Here are some of the photos taken by our family …

Back in the Forest

Gracias a Dios — thanks be to God — we have returned to Ecuador for our third year of two-way mission! 

In early December, our plans to travel from Goshen to Quito at year’s end were thwarted by unexpected news:  Jerrell was diagnosed with melanoma on his right ear.  People began praying for us within minutes, and with the help of a skilled surgeon the lesion was removed while the cancer was still in an early stage.  No further treatment was necessary, and our family flew south on February 1.

After spending several days with members of Mennonite Mission Network team and the leaders of Quito Mennonite Church in the nation’s capital, we loaded our four-wheel drive and traveled east over the Andes, descending to our home base in rain forest town of Tena.  What a joy to be back at work among our friends and neighbors … here are some photos from the first few days.

Year Two Begins

We have arrived in the rain forest and are beginning the southern phase of our two-way mission: January-June in Ecuador and July-December in the United States. While here in the Global South we will work with the indigenous people living around us, accompanying the leaders of local churches while focusing on the themes of creation care, economic justice and the rights of women and children. When we return north this summer we’ll share what we’ve learned with our sisters and brothers in the Global North.

Year two is different than year one in many ways. We already have friends and neighbors and a cozy home to share. We know where things are and can imagine what our routine might be like. We also realize, of course, to expect the unexpected … and to open ourselves to new opportunities as we prepare ourselves to seek God’s guidance and timing.

Here are some photos from our first weekend.


New Ground

DSCN2123We have had wonderful experiences and met many gifted people since arriving in Ecuador — getting our bearings when we first arrived in the rain forest town of Shell, then applying for visas and learning to know our sisters and brothers at the Quito Mennonite Church and MCC Refugee Project in the capital city, and finally relocating to our new home in the Tena area.

The photos below provide a glimpse of where we have been and with whom we have worked over the past two months.


Sometimes we wake up expecting something to happen — then we discover that our expectations were wrong.  But it’s all good, and sometimes the surprise can be better than the original plan.

Such was the case on our first Sunday in Ecuador. Two years ago we met Clever and Sophia, leaders of La Iglesia Indigena Unida Filipenses (the Philippians United Indigenous Church). Clever is native Shuar; his wife Sophia is native Kichwa. Their hope is to unite the indigenous church, bringing together rainforest tribes that have traditionally been divided by geography, language and culture.

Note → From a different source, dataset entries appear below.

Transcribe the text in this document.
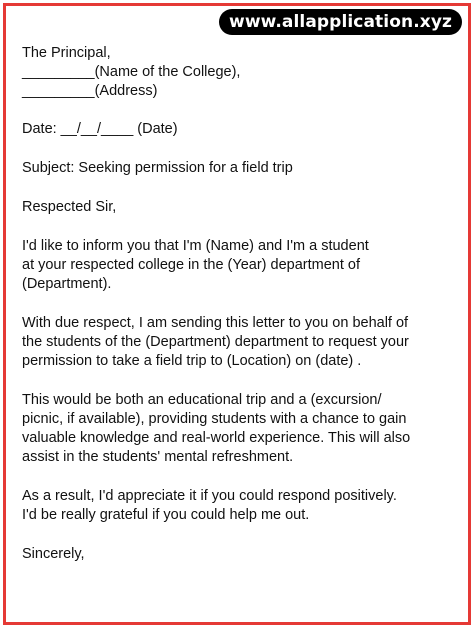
www.allapplication.xyz
The Principal,
_________(Name of the College),
_________(Address)
Date: __/__/____ (Date)
Subject: Seeking permission for a field trip
Respected Sir,
I'd like to inform you that I'm (Name) and I'm a student
at your respected college in the (Year) department of
(Department).
With due respect, I am sending this letter to you on behalf of
the students of the (Department) department to request your
permission to take a field trip to (Location) on (date) .
This would be both an educational trip and a (excursion/
picnic, if available), providing students with a chance to gain
valuable knowledge and real-world experience. This will also
assist in the students' mental refreshment.
As a result, I'd appreciate it if you could respond positively.
I'd be really grateful if you could help me out.
Sincerely,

More recently, native peoples have even been divided by missions, with different mission agencies dividing Ecuador into smaller regions in order to focus their efforts at evangelization. Pastor Clever and Sophia see beyond this – they envision an indigenous church where there are no boundaries, where all are united as sisters and brothers in Christ.


On Sunday morning we showed up at their church, ready to surprise Sophia, Clever and their two children, Jabes and Liz. Instead, we were the ones who were surprised – the doors were shut and the lights turned off.  We headed back into the rain and wandered the streets of Shell looking for another church.  We drove around a few minutes until we came across a woman walking with a Bible in hand.  We asked where she and her friends were going and she said she’d show us if we gave them a ride.  We piled everyone into the car and headed to Puyo, a small city about 15 minutes down the road.  We parked along a street downtown and she led us up a staircase into what she and others referred to as the Waorani Church.

After the service we met a missionary family, Taylor, Alisa and their five children, who graciously invited us for dinner at their home.   We enjoyed the chance to connect and compare notes with them.  Then we all headed out to the soccer field for a co-ed game with church members and neighborhood children.

DSCN0212Two days later we finally met up with Clever and Sophia.  They were surprised to see us at their doorstep and dropped what they were doing to update us on events since our last visit in 2013.  We then hopped in the car and drove up to a newly-settled area at the edge of town where the couple has founded a sister church.  The area is populated with indigenous people who have recently migrated here from the rainforest.  They speak Kichwa, Shuar and Waorani.  The church is open-air, a small wooden shelter with mountains in the background where people sit in a circle to worship.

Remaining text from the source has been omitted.